A new paradigm of prostate cancer treatment is emerging that includes active surveillance with delayed treatment even for younger men with low-risk disease
ANAHEIM, CaliforniaA new paradigm of prostate cancer treatment is emerging that includes active surveillance with delayed treatment even for younger men with low-risk disease, Marc A. Dall'Era, MD, said at the American Urological Association 102nd Annual Scientific Meeting (abstract 611).
"Screening is finding prostate cancers earlier, and in younger men. The question is, if we watch these cancers, can we find the ones that will progress and still cure them if we delay intervention," said Dr. Dall'Era, of the Department of Urology, University of California, San Francisco.
Dr. Dall'Era and his colleagues reviewed the clinical profiles and disease characteristics upon entry and over time of 478 men with low-risk prostate cancer managed initially with active surveillance (mean age, 63; mean PSA, 6.5 ng/mL). The researchers had complete data for 320 men. Low-risk disease was defined as PSA less than 10 ng/mL, Gleason sum 6 or less (no pattern 4/5), stage T1 or T2, or 33% or less positive cores (50% or less any single core positive): 71% of patients met all of these criteria.
Most of these low-risk patients (87%) had a PSA level of 10 ng/mL or less, 64% were stage T1, 92% had a Gleason score less than 7, and 83% had 33% or less positive cores on biopsy samples. None of the patients moved to active treatment sooner than 6 months after diagnosis.

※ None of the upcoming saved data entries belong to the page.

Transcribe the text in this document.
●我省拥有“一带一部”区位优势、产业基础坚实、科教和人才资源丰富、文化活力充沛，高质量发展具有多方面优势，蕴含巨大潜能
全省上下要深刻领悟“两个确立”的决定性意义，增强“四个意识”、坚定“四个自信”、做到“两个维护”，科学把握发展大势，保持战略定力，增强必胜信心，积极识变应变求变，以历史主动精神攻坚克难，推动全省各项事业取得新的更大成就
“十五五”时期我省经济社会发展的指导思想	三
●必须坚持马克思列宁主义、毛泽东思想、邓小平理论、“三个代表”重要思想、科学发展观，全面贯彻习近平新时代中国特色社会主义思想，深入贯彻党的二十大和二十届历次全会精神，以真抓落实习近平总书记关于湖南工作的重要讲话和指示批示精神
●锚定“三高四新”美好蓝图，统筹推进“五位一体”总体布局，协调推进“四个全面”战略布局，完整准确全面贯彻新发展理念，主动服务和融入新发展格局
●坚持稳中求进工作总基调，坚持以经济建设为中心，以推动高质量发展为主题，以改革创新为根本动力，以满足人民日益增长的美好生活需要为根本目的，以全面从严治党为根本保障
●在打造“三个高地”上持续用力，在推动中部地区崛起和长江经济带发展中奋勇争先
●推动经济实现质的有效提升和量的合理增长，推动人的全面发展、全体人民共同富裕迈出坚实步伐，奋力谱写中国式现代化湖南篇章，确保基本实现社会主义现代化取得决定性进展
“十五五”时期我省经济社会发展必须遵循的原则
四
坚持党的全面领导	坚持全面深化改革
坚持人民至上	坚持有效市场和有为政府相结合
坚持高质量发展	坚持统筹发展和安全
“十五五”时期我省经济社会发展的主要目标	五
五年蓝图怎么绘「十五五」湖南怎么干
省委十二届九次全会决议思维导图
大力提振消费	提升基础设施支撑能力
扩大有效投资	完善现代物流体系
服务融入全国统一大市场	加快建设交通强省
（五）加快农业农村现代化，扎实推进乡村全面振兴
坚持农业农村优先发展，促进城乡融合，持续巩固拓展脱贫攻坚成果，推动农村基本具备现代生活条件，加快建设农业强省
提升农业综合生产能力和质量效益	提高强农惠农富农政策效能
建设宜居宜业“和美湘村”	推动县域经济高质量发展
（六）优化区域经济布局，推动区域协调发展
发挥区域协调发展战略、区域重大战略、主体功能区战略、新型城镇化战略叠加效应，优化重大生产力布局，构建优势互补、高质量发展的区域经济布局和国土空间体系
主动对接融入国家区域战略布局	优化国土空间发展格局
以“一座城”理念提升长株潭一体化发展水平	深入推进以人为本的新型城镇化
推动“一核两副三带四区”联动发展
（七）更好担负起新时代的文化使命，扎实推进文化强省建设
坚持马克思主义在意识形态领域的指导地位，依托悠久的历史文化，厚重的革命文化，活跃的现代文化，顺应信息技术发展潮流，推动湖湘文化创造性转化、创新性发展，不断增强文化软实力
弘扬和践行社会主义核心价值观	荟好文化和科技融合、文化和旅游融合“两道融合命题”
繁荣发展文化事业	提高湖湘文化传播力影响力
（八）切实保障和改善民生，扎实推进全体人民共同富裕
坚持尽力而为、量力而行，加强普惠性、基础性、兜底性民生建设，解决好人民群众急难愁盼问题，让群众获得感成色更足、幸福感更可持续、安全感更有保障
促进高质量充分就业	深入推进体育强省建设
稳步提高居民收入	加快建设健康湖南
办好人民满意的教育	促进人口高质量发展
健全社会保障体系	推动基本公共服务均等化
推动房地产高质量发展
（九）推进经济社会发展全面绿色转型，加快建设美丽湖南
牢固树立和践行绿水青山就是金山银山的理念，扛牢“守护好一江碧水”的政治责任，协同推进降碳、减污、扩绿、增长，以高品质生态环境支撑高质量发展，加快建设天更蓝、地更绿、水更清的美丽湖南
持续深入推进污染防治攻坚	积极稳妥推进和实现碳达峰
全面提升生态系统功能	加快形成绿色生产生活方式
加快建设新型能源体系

To track progression, PSA was measured every 3 months, transrectal ultrasound (TRUS) was performed every 6 to 12 months, and repeat prostate needle biopsy was done at 12- to 24-month intervals. Progression was defined as PSA velocity greater than 0.75 ng/mL/yr, a rise in Gleason score, or greater than 50% increase in lesion size on TRUS.
Progressive Disease
The investigators found that 28% of patients progressed by at least one of the criteria: 25% had PSA velocity greater than 0.75 ng/mL/yr, 14% had PSA velocity greater than 2 ng/mL/yr, and 8% had a PSA doubling time less than 2 years; 33% had an increase in Gleason score, and 7% had an increase of greater than 50% in lesion size. "We found no baseline characteristic that identified men who would have progression vs no progression," Dr. Dall'Era said.
The researchers reported that 21% of patients received secondary treatment, at a median of 2 years after diagnosis (range, 1 to 14 years). Rise in Gleason score was the only significant marker for switching to active treatment (P < .01). Dr. Dall'Era noted that only 71% of those receiving treatment had evidence of clinical progression.
The 5-year overall survival rate with secondary treatment was 99%, and prostate-cancer-specific survival was 100%. "Note how many men [29%] wanted to get treatment even without progression," Dr. Dall'Era said. "Anxiety was a major factor, and we are looking at ways to provide psychosocial support."
The investigators concluded that active surveillance is a viable option for men with low-risk disease. "This is different from watchful waiting because the intent is to delay treatment and treatment-related morbidity (such as incontinence or impotence) as long as possible but still be able to offer curative treatment," Dr. Dall'Era said.
Active surveillance is more accepted for older men, he noted, "but this study shows that it can be used with younger men. We are now offering active surveillance even to younger men with low-risk prostate cancer."